Grinsend kam mir meine braunhaarige Freundin entgegen.
„Es lief super!", schwärmte sie sofort los, als sie bei mir ankam und ich zog meine Augenbrauen empor. Wie konnte Greta nach einer Mathearbeit behaupten, dass es super gelaufen war?
„Gut, eventuell hatte ich auch wenig Unterstützung", fügte sie also an, zog ihre Mundwinkel noch etwas weiter nach oben und hob dann abwehrend die Arme. „Aber ich habe nicht drum gebeten."
Mit der Jüngeren im Schlepptau machte ich mich auf den Weg zu unserem Zimmer.
„Hat Mr Tomlinson dir doch sein Lösungsblatt gegeben, oder was?", fragte ich belustigt nach und die Braunäugige schüttelte den Kopf.
„Nein, nicht Mr Tomlinson", kurz kräuselte sich ihre Stirn. „Der hat glaube ich wirklich kein Lösungsblatt, so wie der drauf ist."

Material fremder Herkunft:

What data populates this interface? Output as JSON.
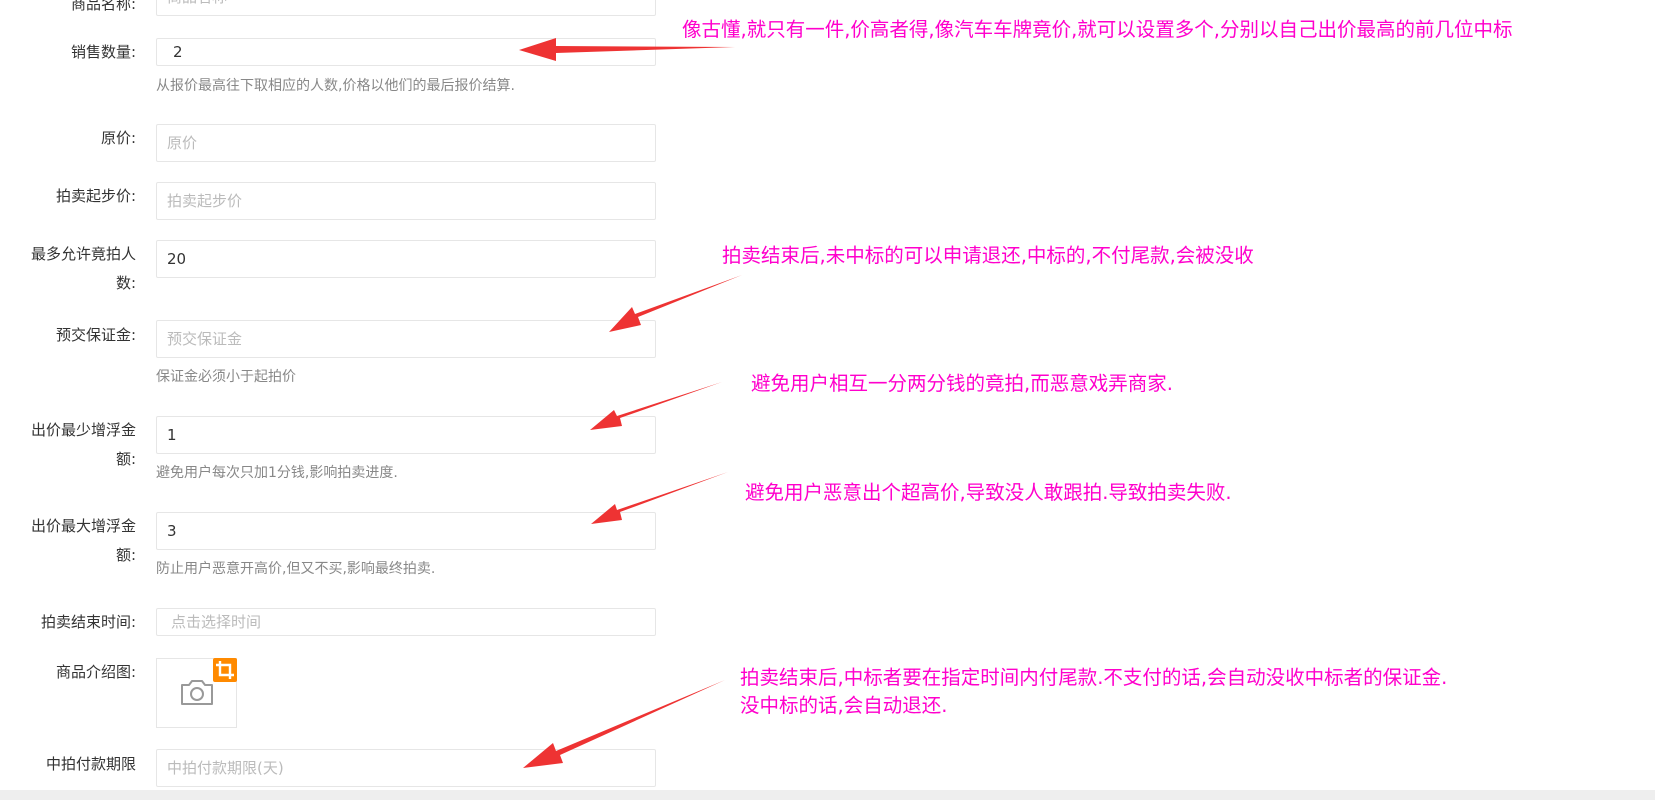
{
  "form": {
    "fields": [
      {
        "label": "商品名称:",
        "value": "",
        "placeholder": "商品名称"
      },
      {
        "label": "销售数量:",
        "value": "2",
        "placeholder": "",
        "help": "从报价最高往下取相应的人数,价格以他们的最后报价结算."
      },
      {
        "label": "原价:",
        "value": "",
        "placeholder": "原价"
      },
      {
        "label": "拍卖起步价:",
        "value": "",
        "placeholder": "拍卖起步价"
      },
      {
        "label_line1": "最多允许竟拍人",
        "label_line2": "数:",
        "value": "20",
        "placeholder": ""
      },
      {
        "label": "预交保证金:",
        "value": "",
        "placeholder": "预交保证金",
        "help": "保证金必须小于起拍价"
      },
      {
        "label_line1": "出价最少增浮金",
        "label_line2": "额:",
        "value": "1",
        "placeholder": "",
        "help": "避免用户每次只加1分钱,影响拍卖进度."
      },
      {
        "label_line1": "出价最大增浮金",
        "label_line2": "额:",
        "value": "3",
        "placeholder": "",
        "help": "防止用户恶意开高价,但又不买,影响最终拍卖."
      },
      {
        "label": "拍卖结束时间:",
        "value": "",
        "placeholder": "点击选择时间"
      },
      {
        "label": "商品介绍图:",
        "upload_icon": "camera-icon",
        "badge_icon": "crop-icon"
      },
      {
        "label": "中拍付款期限",
        "value": "",
        "placeholder": "中拍付款期限(天)"
      }
    ]
  },
  "annotations": [
    {
      "text": "像古懂,就只有一件,价高者得,像汽车车牌竟价,就可以设置多个,分别以自己出价最高的前几位中标"
    },
    {
      "text": "拍卖结束后,未中标的可以申请退还,中标的,不付尾款,会被没收"
    },
    {
      "text": "避免用户相互一分两分钱的竟拍,而恶意戏弄商家."
    },
    {
      "text": "避免用户恶意出个超高价,导致没人敢跟拍.导致拍卖失败."
    },
    {
      "line1": "拍卖结束后,中标者要在指定时间内付尾款.不支付的话,会自动没收中标者的保证金.",
      "line2": "没中标的话,会自动退还."
    }
  ],
  "colors": {
    "annotation": "#ff00cc",
    "arrow": "#ee3333",
    "badge": "#ff8a00",
    "input_border": "#e6e6e6",
    "placeholder": "#bbbbbb"
  }
}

„Nicht Mr Tomlinson?", wiederholte ich fragend und die Größere drehte sich wieder grinsend zu mir.
„Ja. Mr Styles."
Das war ja klar.

Kurz bevor wir in unser Zimmer eintreten konnten, trat Mr Tomlinson in unsere Blickfelder.

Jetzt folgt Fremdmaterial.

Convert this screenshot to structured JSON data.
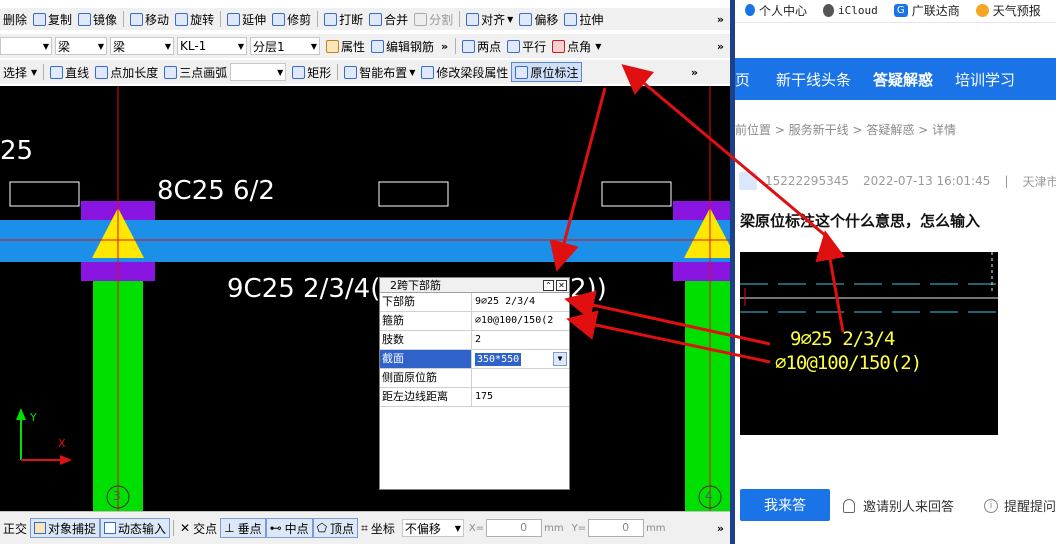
{
  "toolbar1": {
    "items": [
      "删除",
      "复制",
      "镜像",
      "移动",
      "旋转",
      "延伸",
      "修剪",
      "打断",
      "合并",
      "分割",
      "对齐",
      "偏移",
      "拉伸"
    ]
  },
  "toolbar2": {
    "dropdowns": [
      "梁",
      "梁",
      "KL-1",
      "分层1"
    ],
    "items": [
      "属性",
      "编辑钢筋",
      "两点",
      "平行",
      "点角"
    ]
  },
  "toolbar3": {
    "first": "选择",
    "items": [
      "直线",
      "点加长度",
      "三点画弧",
      "矩形",
      "智能布置",
      "修改梁段属性",
      "原位标注"
    ]
  },
  "canvas": {
    "top_left_text": "25",
    "top_label": "8C25 6/2",
    "bottom_label": "9C25 2/3/4(",
    "bottom_label_tail": "2))",
    "axis_left": "3",
    "axis_right": "4",
    "y_axis": "Y",
    "x_axis": "X"
  },
  "panel": {
    "title": "2跨下部筋",
    "rows": [
      {
        "key": "下部筋",
        "value": "9⌀25 2/3/4"
      },
      {
        "key": "箍筋",
        "value": "⌀10@100/150(2"
      },
      {
        "key": "肢数",
        "value": "2"
      },
      {
        "key": "截面",
        "value": "350*550"
      },
      {
        "key": "侧面原位筋",
        "value": ""
      },
      {
        "key": "距左边线距离",
        "value": "175"
      }
    ]
  },
  "statusbar": {
    "items": [
      "正交",
      "对象捕捉",
      "动态输入",
      "交点",
      "垂点",
      "中点",
      "顶点",
      "坐标"
    ],
    "offset_select": "不偏移",
    "x_label": "X=",
    "x_value": "0",
    "y_label": "Y=",
    "y_value": "0",
    "unit": "mm"
  },
  "browser": {
    "bookmarks": [
      "个人中心",
      "iCloud",
      "广联达商",
      "天气预报"
    ],
    "nav": [
      "页",
      "新干线头条",
      "答疑解惑",
      "培训学习"
    ],
    "breadcrumb": "前位置 > 服务新干线 > 答疑解惑 > 详情",
    "user": "15222295345",
    "datetime": "2022-07-13 16:01:45",
    "meta_sep": "|",
    "location": "天津市",
    "question_title": "梁原位标注这个什么意思，怎么输入",
    "img_line1": "9⌀25 2/3/4",
    "img_line2": "⌀10@100/150(2)",
    "answer_btn": "我来答",
    "invite": "邀请别人来回答",
    "remind": "提醒提问"
  },
  "colors": {
    "nav_blue": "#1a74e8",
    "beam_blue": "#1c8fe8",
    "column_green": "#00e000",
    "support_purple": "#8a14e0",
    "support_yellow": "#ffe800",
    "annotation_red": "#e01010"
  }
}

„Ah, Nia!", sprach er und kam direkt auf uns zu, „Kommst du dann bitte morgen nach dem Unterricht zu mir?"
Unmotiviert nickte ich und er zog einen Mundwinkel, zur Andeutung eines Lächelns, nach oben, bevor er auch noch Greta kurz zunickte und dann an uns vorbei schritt.
„Ähm, was?", wandte diese sich perplex an mich und ich ließ mich leicht genervt auf mein Bett fallen.
„Weil dein Bruder so schlecht in Mathe ist, muss ich jetzt nachsitzen", schnaubte ich, doch meine Freundin blickte mich nur schelmisch grinsend an.
„Na, immerhin bei Mr Tomlinson."
Genervt verdrehte ich die Augen, doch antworten tat ich darauf nichts.

Schlecht gelaunt, aber irgendwie auch leicht aufgeregt, schlenderte ich am nächsten Tag von den Kunsträumen rüber zu Mr Tomlinsons Klassenzimmer.
Es war unfassbar, wie ich immer dafür bestraft wurde, sozial zu sein! Immerhin hatte Nat mich nach der Lösung zu einer Aufgabe gefragt, nicht ich ihn.

Leise schallte mein Klopfen im Flur und ich umgriff wartend die Träger meines Rucksackes.
Die Tür vor mir wurde mit einem Ruck aufgerissen und ich wurde von blauen Augen fröhlich angefunkelt. Wortlos trat er zur Seite und ich betrat den Raum, ehe ich mich nach vorne begab und mich auf einem der Stühle direkt vor dem Lehrerpult niederließ.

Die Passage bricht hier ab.